Received Table: The Received table is used to track the messages that have been received by the application from the external messaging system. When the application receives a message, it stores the necessary information about the message in the Received table. This information can include the message content, metadata, and any other relevant details. The Received table allows the application to keep a record of the messages it has processed, enabling it to handle duplicate messages.
Cleanup
Once you are done with the development you can delete the resource group rg-cap-dev
:
❯ azd down
# Deleting all resources and deployed code on Azure (azd down)

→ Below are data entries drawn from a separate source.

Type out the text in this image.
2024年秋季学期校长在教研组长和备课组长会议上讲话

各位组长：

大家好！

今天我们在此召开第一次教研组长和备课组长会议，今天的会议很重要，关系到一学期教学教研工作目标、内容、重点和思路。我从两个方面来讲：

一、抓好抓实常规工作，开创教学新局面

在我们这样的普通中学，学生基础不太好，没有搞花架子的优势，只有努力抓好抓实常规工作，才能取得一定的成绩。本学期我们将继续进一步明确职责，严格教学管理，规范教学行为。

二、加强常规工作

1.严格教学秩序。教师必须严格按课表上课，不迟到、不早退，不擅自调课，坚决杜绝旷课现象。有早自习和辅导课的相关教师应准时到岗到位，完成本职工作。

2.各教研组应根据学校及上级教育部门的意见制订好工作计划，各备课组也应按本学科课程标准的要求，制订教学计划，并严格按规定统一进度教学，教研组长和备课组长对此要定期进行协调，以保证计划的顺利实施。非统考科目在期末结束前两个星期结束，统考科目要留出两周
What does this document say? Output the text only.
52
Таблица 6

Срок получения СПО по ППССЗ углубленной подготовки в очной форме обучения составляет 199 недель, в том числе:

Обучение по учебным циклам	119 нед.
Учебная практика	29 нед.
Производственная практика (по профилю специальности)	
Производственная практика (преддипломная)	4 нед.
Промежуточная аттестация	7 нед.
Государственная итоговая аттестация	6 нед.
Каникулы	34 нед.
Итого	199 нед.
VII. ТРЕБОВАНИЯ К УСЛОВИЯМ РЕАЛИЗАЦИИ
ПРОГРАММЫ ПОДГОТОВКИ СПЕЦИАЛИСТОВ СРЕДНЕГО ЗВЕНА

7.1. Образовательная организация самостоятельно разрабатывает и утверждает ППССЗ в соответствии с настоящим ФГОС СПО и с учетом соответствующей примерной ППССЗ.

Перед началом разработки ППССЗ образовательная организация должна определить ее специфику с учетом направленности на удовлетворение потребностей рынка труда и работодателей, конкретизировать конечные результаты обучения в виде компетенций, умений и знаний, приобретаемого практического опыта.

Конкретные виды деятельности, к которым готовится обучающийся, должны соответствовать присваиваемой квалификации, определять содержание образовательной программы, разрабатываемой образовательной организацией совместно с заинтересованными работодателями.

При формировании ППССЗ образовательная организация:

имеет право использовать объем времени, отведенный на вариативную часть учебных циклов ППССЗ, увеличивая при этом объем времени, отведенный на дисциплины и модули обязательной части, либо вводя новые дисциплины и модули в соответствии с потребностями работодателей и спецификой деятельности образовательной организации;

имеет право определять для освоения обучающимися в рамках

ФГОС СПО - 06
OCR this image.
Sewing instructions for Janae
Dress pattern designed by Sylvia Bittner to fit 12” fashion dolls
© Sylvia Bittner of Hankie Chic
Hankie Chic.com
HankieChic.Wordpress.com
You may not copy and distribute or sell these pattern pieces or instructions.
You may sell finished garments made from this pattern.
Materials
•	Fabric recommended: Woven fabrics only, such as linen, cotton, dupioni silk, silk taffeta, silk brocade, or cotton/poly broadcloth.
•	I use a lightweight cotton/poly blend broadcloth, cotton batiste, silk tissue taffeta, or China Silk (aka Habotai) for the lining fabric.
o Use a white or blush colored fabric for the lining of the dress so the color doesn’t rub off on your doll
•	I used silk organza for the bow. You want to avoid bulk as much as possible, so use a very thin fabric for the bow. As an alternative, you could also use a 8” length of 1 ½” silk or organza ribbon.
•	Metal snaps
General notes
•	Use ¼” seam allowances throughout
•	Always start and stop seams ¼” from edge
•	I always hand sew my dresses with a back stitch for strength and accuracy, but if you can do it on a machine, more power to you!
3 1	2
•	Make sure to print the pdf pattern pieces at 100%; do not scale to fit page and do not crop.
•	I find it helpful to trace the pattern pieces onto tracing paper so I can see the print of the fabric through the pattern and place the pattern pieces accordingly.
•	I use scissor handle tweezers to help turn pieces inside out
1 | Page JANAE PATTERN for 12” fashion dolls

# Local application code is not deleted when running 'azd down'.
# Resource group(s) to be deleted:
# • rg-cap-dev: https://portal.azure.com/#@/resource/subscriptions/0b252e02-9c7a-4d73-8fbc-633c5d111ebc/resourceGroups/rg-cap-dev/overview
# ? Total resources to delete: 10, are you sure you want to continue? Yes
# Deleting your resources can take some time.
# (✓) Done: Deleting resource group: rg-cap-dev
# SUCCESS: Your application was removed from Azure in 10 minutes 53 seconds.
Conclusion
In this post, we’ve explored the Outbox Pattern, a crucial component in the world of distributed systems. We’ve seen how it ensures reliable message delivery in a distributed system, maintaining the integrity and consistency of the entire system.
We’ve also looked at how the .NET library DotNetCore.CAP
simplifies the implementation of the Outbox Pattern, allowing developers to focus on the business logic of their applications while the library takes care of the complexities of ensuring reliable message delivery.
Finally, we’ve seen how .NET Aspire provides a curated suite of NuGet packages that facilitate the integration of cloud-native applications, providing essential cloud-native functionalities through either automatic provisioning or standardized configuration patterns.
In summary, the combination of the Outbox Pattern, DotNetCore.CAP
, and .NET Aspire provides a powerful toolset for building reliable, cloud-native applications in .NET. By understanding and leveraging these tools, developers can build applications that are robust, scalable, and ready for the challenges of the modern, distributed world.